Palm Springs is set to offer transgender and non-binary residents a guaranteed income of $600-$900 a month for two years in a scheme that even its own supporters admit is likely to cost the tax payer.
The council in California voted in favour of the plan which will benefit 20 trans people in its jurisdiction and will cost around $200,000.
The highly divisive and seemingly bitterly unfair decision was hailed as a triumph by council member Christy Holstege who, speaking to the Los Angeles Times, praised the city for being “on the right side of history and supporting our trans and non-binary, gender nonconforming community”.
She doubled downed in a later Tweet with:
“In the City of Palm Springs, we are proud to be a beacon of hope to the rest of the nation. We’ve worked hard to build an inclusive community. Our latest proposes a guaranteed income pilot program for trans and non-binary people.”
In the City of Palm Springs, we are proud to be a beacon of hope to the rest of the nation. We’ve worked hard to build an inclusive community. Our latest proposes a guaranteed income pilot program for trans and non-binary people. (2/2) https://t.co/cLc7PgvICc
— Christy Gilbert Holstege (@christyholstege) April 1, 2022
Although singling out individuals based on their demographics doesn’t seem all that inclusive.
Perhaps even more astoundingly, Palm Springs’ mayor, who is transgender herself, said she voted in favour of the scheme but was unsure as to whether it would succeed. ‘Succeed’ in doing what is anyone’s guess:
“My serious concern is the ability of these guaranteed income programs to scale up to the magnitude of the issues that are before us,”

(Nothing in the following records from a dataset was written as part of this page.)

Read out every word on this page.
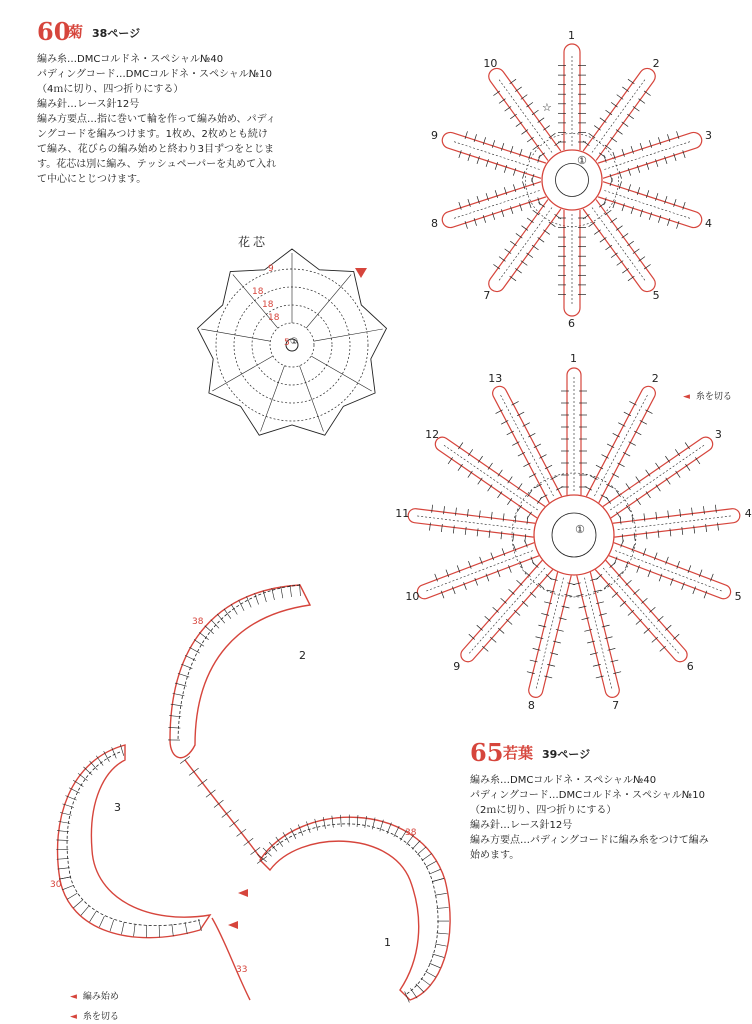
60
菊 38ページ
編み糸…DMCコルドネ・スペシャル№40
パディングコード…DMCコルドネ・スペシャル№10
（4ｍに切り、四つ折りにする）
編み針…レース針12号
編み方要点…指に巻いて輪を作って編み始め、パディ
ングコードを編みつけます。1枚め、2枚めとも続け
て編み、花びらの編み始めと終わり3目ずつをとじま
す。花芯は別に編み、テッシュペーパーを丸めて入れ
て中心にとじつけます。
65 若葉 39ページ
編み糸…DMCコルドネ・スペシャル№40
パディングコード…DMCコルドネ・スペシャル№10
（2ｍに切り、四つ折りにする）
編み針…レース針12号
編み方要点…パディングコードに編み糸をつけて編み
始めます。
1
2
3
4
5
6
7
8
9
10
☆
①
花芯
9
18
18
18
5 ①
1
2
3
4
5
6
7
8
9
10
11
12
13
①
◄ 糸を切る
1
2
3
38
38
30
33
◄ 編み始め
◄ 糸を切る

“I have been wrong many times,” admitted Mayor Lisa Middleton. “I could be wrong again on this one.”
Trans residents who are signed up to the scheme will receive hundreds of dollars each month to spend in any way they wish. This is in contrast to other social security plans which put reasonable restrictions on how and where the money can be spent –generally on food or bills.
In a meeting about the bill last week, Queer Works Chief Executive Jacob Rostovsky – who is also transgender – excused the supposed positive discrimination, claiming that transgender people are especially vulnerable to unemployment, homelessness and discrimination:
“This is a chance to help individuals receive money that we can think of as a subsidy — to subsidize the gap in income that the trans and nonbinary community faces due to having some of the highest levels of unemployment in this country,” said Rostovsky.
Although Rosovsky failed to address the fact that it is illegal for employers in the USA to discriminate based on gender identity and that there are numerous other factors which may mean transgenders are less likely to find work – such as depression or anxiety brought on by their dysphoria.
Fox’s Tucker Carlson was highly critical of the council’s decision on Monday night, pointing out that Christy Holstege herself had said that such schemes are overly expensive and often take money away from vulnerable people who are struggling:
“The bureaucracies that we’ve set up to fund poverty programs and to staff them are probably much more expensive than giving the people the money who need it,” said Holstege.
Carlson’s co-host Jason Rantz referred to the scheme as “a big scam”. He went on to suggest that in a world where gender supposedly no longer exists, there is no way to prove someone is ‘trans’, and what he calls “the country’s wokest guaranteed income scheme” is very open to abuse.